Slitta la riapertura della funivia E per i cavi la scelta è tra 4 ditte

28 Giugno 2024

Intanto è fermo il cantiere per il recupero dell’albergo di Campo Imperatore per modifiche al progetto Nominato un nuovo direttore dei lavori, ma i tempi inizialmente previsti sono destinati ad allungarsi

L’AQUILA. C’è attesa per la ripartenza della funivia del Gran Sasso. Sono ancora in corso gli accertamenti tecnici necessari per ottenere la proroga d’esercizio da parte dell’Ansfisa. La riapertura, inizialmente prevista entro la fine del mese, slitta ancora. Intanto, è stato nominato il seggio di gara che deve valutare le quattro offerte arrivate al Comune per l’intervento di sostituzione delle funi portanti dell’impianto. Fermi i lavori di recupero dello storico albergo di Campo Imperatore: ci sarebbero modifiche da apportare al progetto da 3,8 milioni di euro.
CONTROLLI FUNIVIA
Lo scorso 7 giugno è stato affidato l’incarico per l’espletamento delle prescrizioni impartite dall’Agenzia nazionale per la sicurezza delle ferrovie e delle infrastrutture stradali e autostradali: per ottenere la proroga richiesta dall’amministrazione comunale, dopo lo stop alla funivia scattato il primo maggio, va aggiornato il piano dei controlli non distruttivi e va redatto il rapporto di ammissibilità sulle funi portanti. Il tecnico incaricato è al lavoro e sono ancora in corso le prove sull’impianto, che comunque starebbero riconfermando quanto emerso finora, e cioè che durante la messa in funzione della funivia nei mesi scorsi non ci sono stati cambiamenti e che si possono continuare a garantire le condizioni di sicurezza. Ad accertamenti conclusi, l’Ansfisa dovrebbe concedere una proroga al pubblico esercizio, che dovrà essere rinnovata ogni mese, con la consegna di un report sul monitoraggio effettuato. Per ora è slittato l’obiettivo di far ripartire l’impianto entro giugno, in coincidenza con l’avvio della stagione estiva.
SEGGIO DI GARA
Nel frattempo vanno avanti le procedure per i lavori di sostituzione delle quattro funi portanti, per un importo di 4 milioni di euro. Sono quattro le ditte che hanno risposto alla selezione ed è stato nominato un seggio di gara preposto alla verifica della documentazione amministrativa e della commissione giudicatrice responsabile della valutazione delle offerte tecniche ed economiche dei concorrenti. Ne fanno parte, il presidente, l’ingegnere Domenico Gioia, e due componenti, l’ingegnere Gilda Ferella e il geometra Luigi Martinico.
PARCHEGGIO FONTARI
Campo Imperatore è raggiungibile con i mezzi privati ed è stato anche attivato un servizio di bus navetta, grazie alla collaborazione tra Comune e Asm, riservato in particolare ai turisti.
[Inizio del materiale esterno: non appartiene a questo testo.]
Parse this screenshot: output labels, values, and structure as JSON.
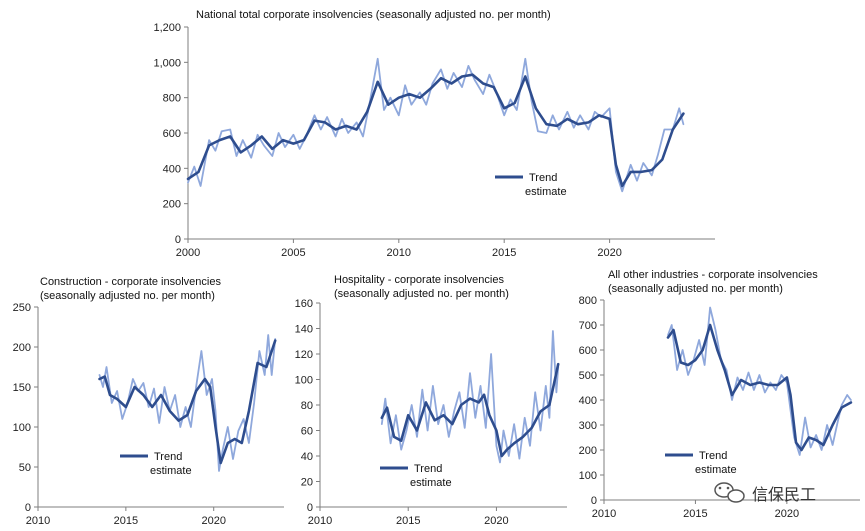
{
  "chart_data": [
    {
      "id": "national",
      "type": "line",
      "title": "National total corporate insolvencies (seasonally adjusted no. per month)",
      "subtitle": "",
      "xlim": [
        2000,
        2025
      ],
      "ylim": [
        0,
        1200
      ],
      "x_ticks": [
        2000,
        2005,
        2010,
        2015,
        2020
      ],
      "y_ticks": [
        0,
        200,
        400,
        600,
        800,
        1000,
        1200
      ],
      "y_tick_labels": [
        "0",
        "200",
        "400",
        "600",
        "800",
        "1,000",
        "1,200"
      ],
      "legend": {
        "line1": "Trend",
        "line2": "estimate"
      },
      "series": [
        {
          "name": "Trend estimate",
          "color": "#2E4D8E",
          "x": [
            2000.0,
            2000.5,
            2001.0,
            2001.5,
            2002.0,
            2002.5,
            2003.0,
            2003.5,
            2004.0,
            2004.5,
            2005.0,
            2005.5,
            2006.0,
            2006.5,
            2007.0,
            2007.5,
            2008.0,
            2008.5,
            2009.0,
            2009.5,
            2010.0,
            2010.5,
            2011.0,
            2011.5,
            2012.0,
            2012.5,
            2013.0,
            2013.5,
            2014.0,
            2014.5,
            2015.0,
            2015.5,
            2016.0,
            2016.5,
            2017.0,
            2017.5,
            2018.0,
            2018.5,
            2019.0,
            2019.5,
            2020.0,
            2020.3,
            2020.6,
            2021.0,
            2021.5,
            2022.0,
            2022.5,
            2023.0,
            2023.5
          ],
          "y": [
            340,
            380,
            530,
            560,
            580,
            490,
            530,
            580,
            510,
            560,
            540,
            560,
            670,
            660,
            620,
            640,
            620,
            720,
            890,
            760,
            800,
            820,
            800,
            850,
            910,
            880,
            920,
            930,
            880,
            860,
            740,
            770,
            920,
            740,
            650,
            640,
            680,
            650,
            660,
            700,
            680,
            420,
            300,
            380,
            380,
            390,
            450,
            620,
            710
          ]
        },
        {
          "name": "Monthly",
          "color": "#8FA8DC",
          "x": [
            2000.0,
            2000.3,
            2000.6,
            2001.0,
            2001.3,
            2001.6,
            2002.0,
            2002.3,
            2002.6,
            2003.0,
            2003.3,
            2003.6,
            2004.0,
            2004.3,
            2004.6,
            2005.0,
            2005.3,
            2005.6,
            2006.0,
            2006.3,
            2006.6,
            2007.0,
            2007.3,
            2007.6,
            2008.0,
            2008.3,
            2008.6,
            2009.0,
            2009.3,
            2009.6,
            2010.0,
            2010.3,
            2010.6,
            2011.0,
            2011.3,
            2011.6,
            2012.0,
            2012.3,
            2012.6,
            2013.0,
            2013.3,
            2013.6,
            2014.0,
            2014.3,
            2014.6,
            2015.0,
            2015.3,
            2015.6,
            2016.0,
            2016.3,
            2016.6,
            2017.0,
            2017.3,
            2017.6,
            2018.0,
            2018.3,
            2018.6,
            2019.0,
            2019.3,
            2019.6,
            2020.0,
            2020.3,
            2020.6,
            2021.0,
            2021.3,
            2021.6,
            2022.0,
            2022.3,
            2022.6,
            2023.0,
            2023.3,
            2023.5
          ],
          "y": [
            320,
            410,
            300,
            560,
            500,
            610,
            620,
            470,
            560,
            460,
            590,
            530,
            470,
            600,
            520,
            590,
            510,
            580,
            700,
            620,
            690,
            580,
            680,
            600,
            660,
            580,
            760,
            1020,
            730,
            800,
            700,
            870,
            760,
            830,
            760,
            880,
            960,
            850,
            940,
            860,
            980,
            900,
            820,
            930,
            840,
            700,
            790,
            730,
            1020,
            780,
            610,
            600,
            700,
            620,
            720,
            630,
            700,
            620,
            720,
            690,
            740,
            380,
            270,
            420,
            330,
            430,
            360,
            480,
            620,
            620,
            740,
            650
          ]
        }
      ]
    },
    {
      "id": "construction",
      "type": "line",
      "title": "Construction - corporate insolvencies",
      "subtitle": "(seasonally adjusted no. per month)",
      "xlim": [
        2010,
        2024
      ],
      "ylim": [
        0,
        250
      ],
      "x_ticks": [
        2010,
        2015,
        2020
      ],
      "y_ticks": [
        0,
        50,
        100,
        150,
        200,
        250
      ],
      "y_tick_labels": [
        "0",
        "50",
        "100",
        "150",
        "200",
        "250"
      ],
      "legend": {
        "line1": "Trend",
        "line2": "estimate"
      },
      "series": [
        {
          "name": "Trend estimate",
          "color": "#2E4D8E",
          "x": [
            2013.5,
            2013.8,
            2014.1,
            2014.5,
            2015.0,
            2015.5,
            2016.0,
            2016.5,
            2017.0,
            2017.5,
            2018.0,
            2018.5,
            2019.0,
            2019.5,
            2019.8,
            2020.1,
            2020.4,
            2020.8,
            2021.2,
            2021.6,
            2022.0,
            2022.5,
            2023.0,
            2023.5
          ],
          "y": [
            160,
            163,
            140,
            135,
            125,
            150,
            140,
            125,
            140,
            120,
            108,
            115,
            145,
            160,
            150,
            100,
            55,
            80,
            85,
            80,
            120,
            180,
            175,
            208
          ]
        },
        {
          "name": "Monthly",
          "color": "#8FA8DC",
          "x": [
            2013.5,
            2013.7,
            2013.9,
            2014.2,
            2014.5,
            2014.8,
            2015.1,
            2015.4,
            2015.7,
            2016.0,
            2016.3,
            2016.6,
            2016.9,
            2017.2,
            2017.5,
            2017.8,
            2018.1,
            2018.4,
            2018.7,
            2019.0,
            2019.3,
            2019.6,
            2019.9,
            2020.1,
            2020.3,
            2020.5,
            2020.8,
            2021.1,
            2021.4,
            2021.7,
            2022.0,
            2022.3,
            2022.6,
            2022.9,
            2023.1,
            2023.3,
            2023.5
          ],
          "y": [
            165,
            150,
            175,
            130,
            145,
            110,
            130,
            160,
            145,
            155,
            125,
            148,
            105,
            150,
            120,
            140,
            100,
            125,
            100,
            150,
            195,
            140,
            160,
            120,
            45,
            70,
            100,
            60,
            95,
            110,
            80,
            130,
            195,
            165,
            215,
            165,
            210
          ]
        }
      ]
    },
    {
      "id": "hospitality",
      "type": "line",
      "title": "Hospitality - corporate insolvencies",
      "subtitle": "(seasonally adjusted no. per month)",
      "xlim": [
        2010,
        2024
      ],
      "ylim": [
        0,
        160
      ],
      "x_ticks": [
        2010,
        2015,
        2020
      ],
      "y_ticks": [
        0,
        20,
        40,
        60,
        80,
        100,
        120,
        140,
        160
      ],
      "y_tick_labels": [
        "0",
        "20",
        "40",
        "60",
        "80",
        "100",
        "120",
        "140",
        "160"
      ],
      "legend": {
        "line1": "Trend",
        "line2": "estimate"
      },
      "series": [
        {
          "name": "Trend estimate",
          "color": "#2E4D8E",
          "x": [
            2013.5,
            2013.8,
            2014.2,
            2014.6,
            2015.0,
            2015.5,
            2016.0,
            2016.5,
            2017.0,
            2017.5,
            2018.0,
            2018.5,
            2019.0,
            2019.3,
            2019.6,
            2020.0,
            2020.3,
            2020.6,
            2021.0,
            2021.5,
            2022.0,
            2022.5,
            2023.0,
            2023.5
          ],
          "y": [
            70,
            78,
            55,
            52,
            72,
            60,
            82,
            68,
            72,
            65,
            80,
            85,
            82,
            88,
            72,
            60,
            40,
            45,
            50,
            55,
            62,
            75,
            80,
            112
          ]
        },
        {
          "name": "Monthly",
          "color": "#8FA8DC",
          "x": [
            2013.5,
            2013.7,
            2014.0,
            2014.3,
            2014.6,
            2014.9,
            2015.2,
            2015.5,
            2015.8,
            2016.1,
            2016.4,
            2016.7,
            2017.0,
            2017.3,
            2017.6,
            2017.9,
            2018.2,
            2018.5,
            2018.8,
            2019.1,
            2019.4,
            2019.7,
            2020.0,
            2020.2,
            2020.4,
            2020.7,
            2021.0,
            2021.3,
            2021.6,
            2021.9,
            2022.2,
            2022.5,
            2022.8,
            2023.0,
            2023.2,
            2023.4,
            2023.5
          ],
          "y": [
            65,
            85,
            50,
            72,
            45,
            60,
            80,
            55,
            92,
            60,
            95,
            65,
            80,
            55,
            75,
            90,
            62,
            105,
            70,
            95,
            62,
            120,
            48,
            35,
            60,
            40,
            65,
            38,
            70,
            48,
            90,
            60,
            95,
            70,
            138,
            90,
            110
          ]
        }
      ]
    },
    {
      "id": "other",
      "type": "line",
      "title": "All other industries  - corporate insolvencies",
      "subtitle": "(seasonally adjusted no. per month)",
      "xlim": [
        2010,
        2024
      ],
      "ylim": [
        0,
        800
      ],
      "x_ticks": [
        2010,
        2015,
        2020
      ],
      "y_ticks": [
        0,
        100,
        200,
        300,
        400,
        500,
        600,
        700,
        800
      ],
      "y_tick_labels": [
        "0",
        "100",
        "200",
        "300",
        "400",
        "500",
        "600",
        "700",
        "800"
      ],
      "legend": {
        "line1": "Trend",
        "line2": "estimate"
      },
      "series": [
        {
          "name": "Trend estimate",
          "color": "#2E4D8E",
          "x": [
            2013.5,
            2013.8,
            2014.2,
            2014.6,
            2015.0,
            2015.4,
            2015.8,
            2016.2,
            2016.6,
            2017.0,
            2017.5,
            2018.0,
            2018.5,
            2019.0,
            2019.5,
            2020.0,
            2020.2,
            2020.5,
            2020.8,
            2021.2,
            2021.6,
            2022.0,
            2022.5,
            2023.0,
            2023.5
          ],
          "y": [
            650,
            680,
            550,
            540,
            560,
            600,
            700,
            600,
            520,
            420,
            480,
            460,
            470,
            460,
            460,
            490,
            420,
            230,
            200,
            250,
            240,
            220,
            300,
            370,
            390
          ]
        },
        {
          "name": "Monthly",
          "color": "#8FA8DC",
          "x": [
            2013.5,
            2013.7,
            2014.0,
            2014.3,
            2014.6,
            2014.9,
            2015.2,
            2015.5,
            2015.8,
            2016.1,
            2016.4,
            2016.7,
            2017.0,
            2017.3,
            2017.6,
            2017.9,
            2018.2,
            2018.5,
            2018.8,
            2019.1,
            2019.4,
            2019.7,
            2020.0,
            2020.2,
            2020.4,
            2020.7,
            2021.0,
            2021.3,
            2021.6,
            2021.9,
            2022.2,
            2022.5,
            2022.8,
            2023.0,
            2023.3,
            2023.5
          ],
          "y": [
            660,
            700,
            520,
            600,
            500,
            560,
            640,
            540,
            770,
            680,
            560,
            520,
            400,
            490,
            440,
            510,
            440,
            500,
            430,
            470,
            440,
            500,
            470,
            360,
            250,
            180,
            330,
            210,
            260,
            200,
            300,
            220,
            320,
            380,
            420,
            400
          ]
        }
      ]
    }
  ],
  "watermark": "信保民工"
}
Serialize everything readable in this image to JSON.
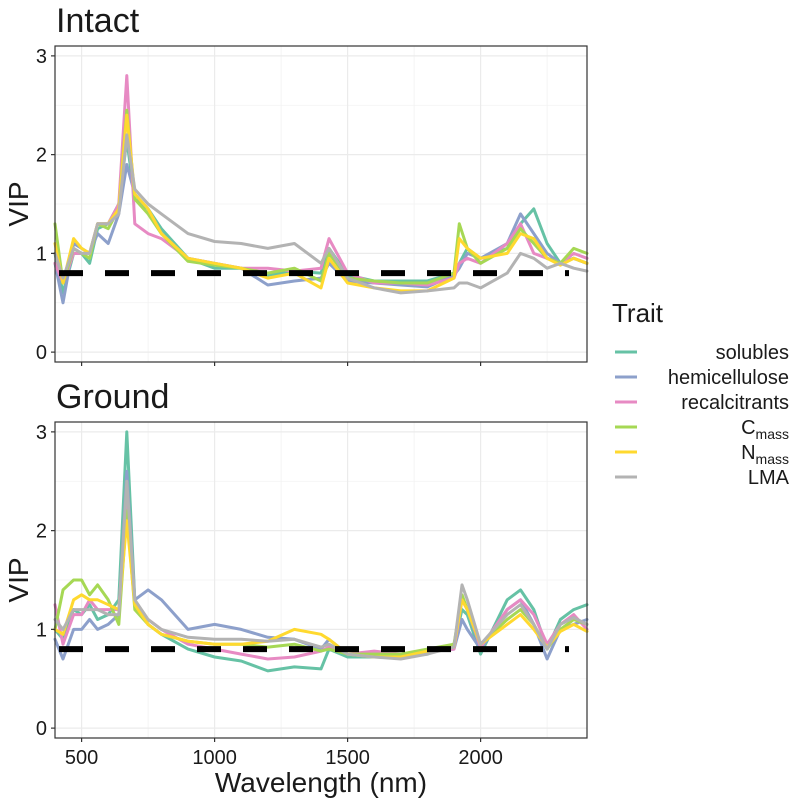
{
  "chart_data": [
    {
      "type": "line",
      "title": "Intact",
      "ylabel": "VIP",
      "xlabel": "",
      "xlim": [
        400,
        2400
      ],
      "ylim": [
        -0.1,
        3.1
      ],
      "y_ticks": [
        0,
        1,
        2,
        3
      ],
      "y_tick_labels": [
        "0",
        "1",
        "2",
        "3"
      ],
      "x_ticks": [
        500,
        1000,
        1500,
        2000
      ],
      "x_tick_labels": [],
      "threshold": 0.8,
      "grid": true,
      "series": [
        {
          "name": "solubles",
          "x": [
            400,
            430,
            470,
            500,
            530,
            560,
            600,
            640,
            670,
            700,
            750,
            800,
            900,
            1000,
            1100,
            1200,
            1300,
            1400,
            1430,
            1500,
            1600,
            1700,
            1800,
            1900,
            1920,
            1950,
            2000,
            2100,
            2150,
            2200,
            2250,
            2300,
            2350,
            2400
          ],
          "y": [
            1.0,
            0.6,
            1.0,
            1.0,
            0.9,
            1.25,
            1.3,
            1.5,
            2.15,
            1.55,
            1.45,
            1.25,
            0.95,
            0.85,
            0.85,
            0.78,
            0.82,
            0.8,
            1.05,
            0.78,
            0.72,
            0.72,
            0.72,
            0.8,
            0.9,
            1.05,
            0.95,
            1.05,
            1.3,
            1.45,
            1.1,
            0.9,
            0.95,
            0.9
          ]
        },
        {
          "name": "hemicellulose",
          "x": [
            400,
            430,
            470,
            500,
            530,
            560,
            600,
            640,
            670,
            700,
            750,
            800,
            900,
            1000,
            1100,
            1200,
            1300,
            1400,
            1430,
            1500,
            1600,
            1700,
            1800,
            1900,
            1920,
            1950,
            2000,
            2100,
            2150,
            2200,
            2250,
            2300,
            2350,
            2400
          ],
          "y": [
            0.9,
            0.5,
            1.1,
            1.05,
            1.0,
            1.2,
            1.1,
            1.4,
            1.9,
            1.6,
            1.45,
            1.2,
            0.95,
            0.9,
            0.85,
            0.68,
            0.72,
            0.75,
            0.9,
            0.72,
            0.7,
            0.68,
            0.66,
            0.78,
            0.85,
            1.0,
            0.95,
            1.1,
            1.4,
            1.2,
            1.0,
            0.9,
            0.95,
            0.9
          ]
        },
        {
          "name": "recalcitrants",
          "x": [
            400,
            430,
            470,
            500,
            530,
            560,
            600,
            640,
            670,
            700,
            750,
            800,
            900,
            1000,
            1100,
            1200,
            1300,
            1400,
            1430,
            1500,
            1600,
            1700,
            1800,
            1900,
            1920,
            1950,
            2000,
            2100,
            2150,
            2200,
            2250,
            2300,
            2350,
            2400
          ],
          "y": [
            0.9,
            0.7,
            1.0,
            1.0,
            1.0,
            1.3,
            1.3,
            1.5,
            2.8,
            1.3,
            1.2,
            1.15,
            0.95,
            0.9,
            0.85,
            0.85,
            0.82,
            0.85,
            1.15,
            0.8,
            0.7,
            0.7,
            0.68,
            0.75,
            0.9,
            0.95,
            0.9,
            1.1,
            1.3,
            1.0,
            0.95,
            0.9,
            1.0,
            0.95
          ]
        },
        {
          "name": "Cmass",
          "x": [
            400,
            430,
            470,
            500,
            530,
            560,
            600,
            640,
            670,
            700,
            750,
            800,
            900,
            1000,
            1100,
            1200,
            1300,
            1400,
            1430,
            1500,
            1600,
            1700,
            1800,
            1900,
            1920,
            1950,
            2000,
            2100,
            2150,
            2200,
            2250,
            2300,
            2350,
            2400
          ],
          "y": [
            1.3,
            0.7,
            1.05,
            1.0,
            0.95,
            1.3,
            1.25,
            1.45,
            2.45,
            1.55,
            1.4,
            1.2,
            0.92,
            0.88,
            0.85,
            0.8,
            0.85,
            0.72,
            1.0,
            0.75,
            0.72,
            0.7,
            0.7,
            0.8,
            1.3,
            1.05,
            0.9,
            1.05,
            1.25,
            1.1,
            0.95,
            0.9,
            1.05,
            1.0
          ]
        },
        {
          "name": "Nmass",
          "x": [
            400,
            430,
            470,
            500,
            530,
            560,
            600,
            640,
            670,
            700,
            750,
            800,
            900,
            1000,
            1100,
            1200,
            1300,
            1400,
            1430,
            1500,
            1600,
            1700,
            1800,
            1900,
            1920,
            1950,
            2000,
            2100,
            2150,
            2200,
            2250,
            2300,
            2350,
            2400
          ],
          "y": [
            1.1,
            0.7,
            1.15,
            1.05,
            1.0,
            1.3,
            1.3,
            1.45,
            2.4,
            1.6,
            1.45,
            1.2,
            0.95,
            0.9,
            0.85,
            0.75,
            0.8,
            0.65,
            0.95,
            0.7,
            0.65,
            0.62,
            0.62,
            0.75,
            1.15,
            1.05,
            0.95,
            1.0,
            1.2,
            1.15,
            0.95,
            0.88,
            0.95,
            0.9
          ]
        },
        {
          "name": "LMA",
          "x": [
            400,
            430,
            470,
            500,
            530,
            560,
            600,
            640,
            670,
            700,
            750,
            800,
            900,
            1000,
            1100,
            1200,
            1300,
            1400,
            1430,
            1500,
            1600,
            1700,
            1800,
            1900,
            1920,
            1950,
            2000,
            2100,
            2150,
            2200,
            2250,
            2300,
            2350,
            2400
          ],
          "y": [
            1.0,
            0.75,
            1.05,
            1.0,
            1.0,
            1.3,
            1.3,
            1.4,
            2.2,
            1.65,
            1.5,
            1.4,
            1.2,
            1.12,
            1.1,
            1.05,
            1.1,
            0.9,
            1.05,
            0.75,
            0.65,
            0.6,
            0.62,
            0.65,
            0.7,
            0.7,
            0.65,
            0.8,
            1.0,
            0.95,
            0.85,
            0.9,
            0.85,
            0.82
          ]
        }
      ]
    },
    {
      "type": "line",
      "title": "Ground",
      "ylabel": "VIP",
      "xlabel": "Wavelength (nm)",
      "xlim": [
        400,
        2400
      ],
      "ylim": [
        -0.1,
        3.1
      ],
      "y_ticks": [
        0,
        1,
        2,
        3
      ],
      "y_tick_labels": [
        "0",
        "1",
        "2",
        "3"
      ],
      "x_ticks": [
        500,
        1000,
        1500,
        2000
      ],
      "x_tick_labels": [
        "500",
        "1000",
        "1500",
        "2000"
      ],
      "threshold": 0.8,
      "grid": true,
      "series": [
        {
          "name": "solubles",
          "x": [
            400,
            430,
            470,
            500,
            530,
            560,
            600,
            640,
            670,
            700,
            750,
            800,
            900,
            1000,
            1100,
            1200,
            1300,
            1400,
            1430,
            1500,
            1600,
            1700,
            1800,
            1900,
            1930,
            1950,
            2000,
            2100,
            2150,
            2200,
            2250,
            2300,
            2350,
            2400
          ],
          "y": [
            1.0,
            0.9,
            1.2,
            1.15,
            1.25,
            1.1,
            1.15,
            1.3,
            3.0,
            1.3,
            1.05,
            0.95,
            0.8,
            0.72,
            0.68,
            0.58,
            0.62,
            0.6,
            0.8,
            0.72,
            0.72,
            0.72,
            0.75,
            0.85,
            1.2,
            1.15,
            0.75,
            1.3,
            1.4,
            1.2,
            0.8,
            1.1,
            1.2,
            1.25
          ]
        },
        {
          "name": "hemicellulose",
          "x": [
            400,
            430,
            470,
            500,
            530,
            560,
            600,
            640,
            670,
            700,
            750,
            800,
            900,
            1000,
            1100,
            1200,
            1300,
            1400,
            1430,
            1500,
            1600,
            1700,
            1800,
            1900,
            1930,
            1950,
            2000,
            2100,
            2150,
            2200,
            2250,
            2300,
            2350,
            2400
          ],
          "y": [
            0.9,
            0.7,
            1.0,
            1.0,
            1.1,
            1.0,
            1.05,
            1.15,
            2.6,
            1.3,
            1.4,
            1.3,
            1.0,
            1.05,
            1.0,
            0.92,
            0.9,
            0.8,
            0.9,
            0.75,
            0.75,
            0.75,
            0.78,
            0.8,
            1.1,
            1.0,
            0.8,
            1.2,
            1.3,
            1.05,
            0.7,
            1.0,
            1.05,
            1.1
          ]
        },
        {
          "name": "recalcitrants",
          "x": [
            400,
            430,
            470,
            500,
            530,
            560,
            600,
            640,
            670,
            700,
            750,
            800,
            900,
            1000,
            1100,
            1200,
            1300,
            1400,
            1430,
            1500,
            1600,
            1700,
            1800,
            1900,
            1930,
            1950,
            2000,
            2100,
            2150,
            2200,
            2250,
            2300,
            2350,
            2400
          ],
          "y": [
            1.25,
            0.85,
            1.15,
            1.15,
            1.3,
            1.2,
            1.2,
            1.2,
            2.3,
            1.25,
            1.1,
            1.0,
            0.85,
            0.8,
            0.75,
            0.7,
            0.72,
            0.78,
            0.82,
            0.75,
            0.78,
            0.75,
            0.78,
            0.8,
            1.3,
            1.2,
            0.82,
            1.2,
            1.3,
            1.15,
            0.85,
            1.05,
            1.15,
            1.0
          ]
        },
        {
          "name": "Cmass",
          "x": [
            400,
            430,
            470,
            500,
            530,
            560,
            600,
            640,
            670,
            700,
            750,
            800,
            900,
            1000,
            1100,
            1200,
            1300,
            1400,
            1430,
            1500,
            1600,
            1700,
            1800,
            1900,
            1930,
            1950,
            2000,
            2100,
            2150,
            2200,
            2250,
            2300,
            2350,
            2400
          ],
          "y": [
            1.0,
            1.4,
            1.5,
            1.5,
            1.35,
            1.45,
            1.3,
            1.05,
            2.2,
            1.2,
            1.05,
            0.95,
            0.88,
            0.85,
            0.85,
            0.82,
            0.85,
            0.78,
            0.8,
            0.75,
            0.75,
            0.75,
            0.8,
            0.85,
            1.35,
            1.2,
            0.85,
            1.1,
            1.2,
            1.05,
            0.8,
            1.0,
            1.1,
            1.05
          ]
        },
        {
          "name": "Nmass",
          "x": [
            400,
            430,
            470,
            500,
            530,
            560,
            600,
            640,
            670,
            700,
            750,
            800,
            900,
            1000,
            1100,
            1200,
            1300,
            1400,
            1430,
            1500,
            1600,
            1700,
            1800,
            1900,
            1930,
            1950,
            2000,
            2100,
            2150,
            2200,
            2250,
            2300,
            2350,
            2400
          ],
          "y": [
            1.0,
            0.95,
            1.3,
            1.35,
            1.3,
            1.3,
            1.25,
            1.2,
            2.1,
            1.25,
            1.05,
            0.95,
            0.88,
            0.85,
            0.85,
            0.88,
            1.0,
            0.95,
            0.9,
            0.75,
            0.72,
            0.72,
            0.78,
            0.82,
            1.3,
            1.2,
            0.85,
            1.05,
            1.15,
            1.0,
            0.82,
            0.98,
            1.05,
            0.98
          ]
        },
        {
          "name": "LMA",
          "x": [
            400,
            430,
            470,
            500,
            530,
            560,
            600,
            640,
            670,
            700,
            750,
            800,
            900,
            1000,
            1100,
            1200,
            1300,
            1400,
            1430,
            1500,
            1600,
            1700,
            1800,
            1900,
            1930,
            1950,
            2000,
            2100,
            2150,
            2200,
            2250,
            2300,
            2350,
            2400
          ],
          "y": [
            1.1,
            1.0,
            1.2,
            1.2,
            1.2,
            1.2,
            1.15,
            1.15,
            2.5,
            1.3,
            1.1,
            1.0,
            0.92,
            0.9,
            0.9,
            0.88,
            0.9,
            0.82,
            0.85,
            0.75,
            0.72,
            0.7,
            0.75,
            0.82,
            1.45,
            1.3,
            0.85,
            1.15,
            1.25,
            1.05,
            0.8,
            1.05,
            1.12,
            1.05
          ]
        }
      ]
    }
  ],
  "legend": {
    "title": "Trait",
    "placement": "right",
    "items": [
      {
        "label": "solubles",
        "sub": "",
        "color": "#66c2a5"
      },
      {
        "label": "hemicellulose",
        "sub": "",
        "color": "#8da0cb"
      },
      {
        "label": "recalcitrants",
        "sub": "",
        "color": "#e78ac3"
      },
      {
        "label": "C",
        "sub": "mass",
        "color": "#a6d854"
      },
      {
        "label": "N",
        "sub": "mass",
        "color": "#ffd92f"
      },
      {
        "label": "LMA",
        "sub": "",
        "color": "#b3b3b3"
      }
    ]
  }
}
Inoltre, in seguito al nulla osta arrivato dal Parco Gran Sasso Laga lo scorso 17 giugno e alla recente autorizzazione della Provincia, che gestisce la strada, a breve dovrebbe essere istituito il parcheggio temporaneo in località Fontari, nella zona della seggiovia. L’ente ha stabilito che le aree di sosta vadano delimitate non con paletti o funi, ma con grossi massi di pietra.
ALBERGO CAMPO IMPERATORE
Ci sarebbero intralci per la ripresa dell’intervento di ristrutturazione dell’albergo di Campo Imperatore, avviato lo scorso settembre e sospeso durante il periodo invernale. Il 23 maggio è stato nominato un nuovo direttore dei lavori, ma il cantiere è ancora fermo. Secondo indiscrezioni, sarebbero emersi problemi rispetto alla progettazione iniziale e vanno fatte delle modifiche. Il che significa, una ulteriore dilatazione dei tempi di realizzazione dell’opera, che avrebbero dovuto concludersi in un anno e mezzo. L’albergo, dimora della prigionia di Mussolini nel 1943, già risistemato anni fa, sarà trasformato in un resort di lusso, con la disponibilità di 80 posti letto e un centro benessere con piscina interna, sauna e bagno turco.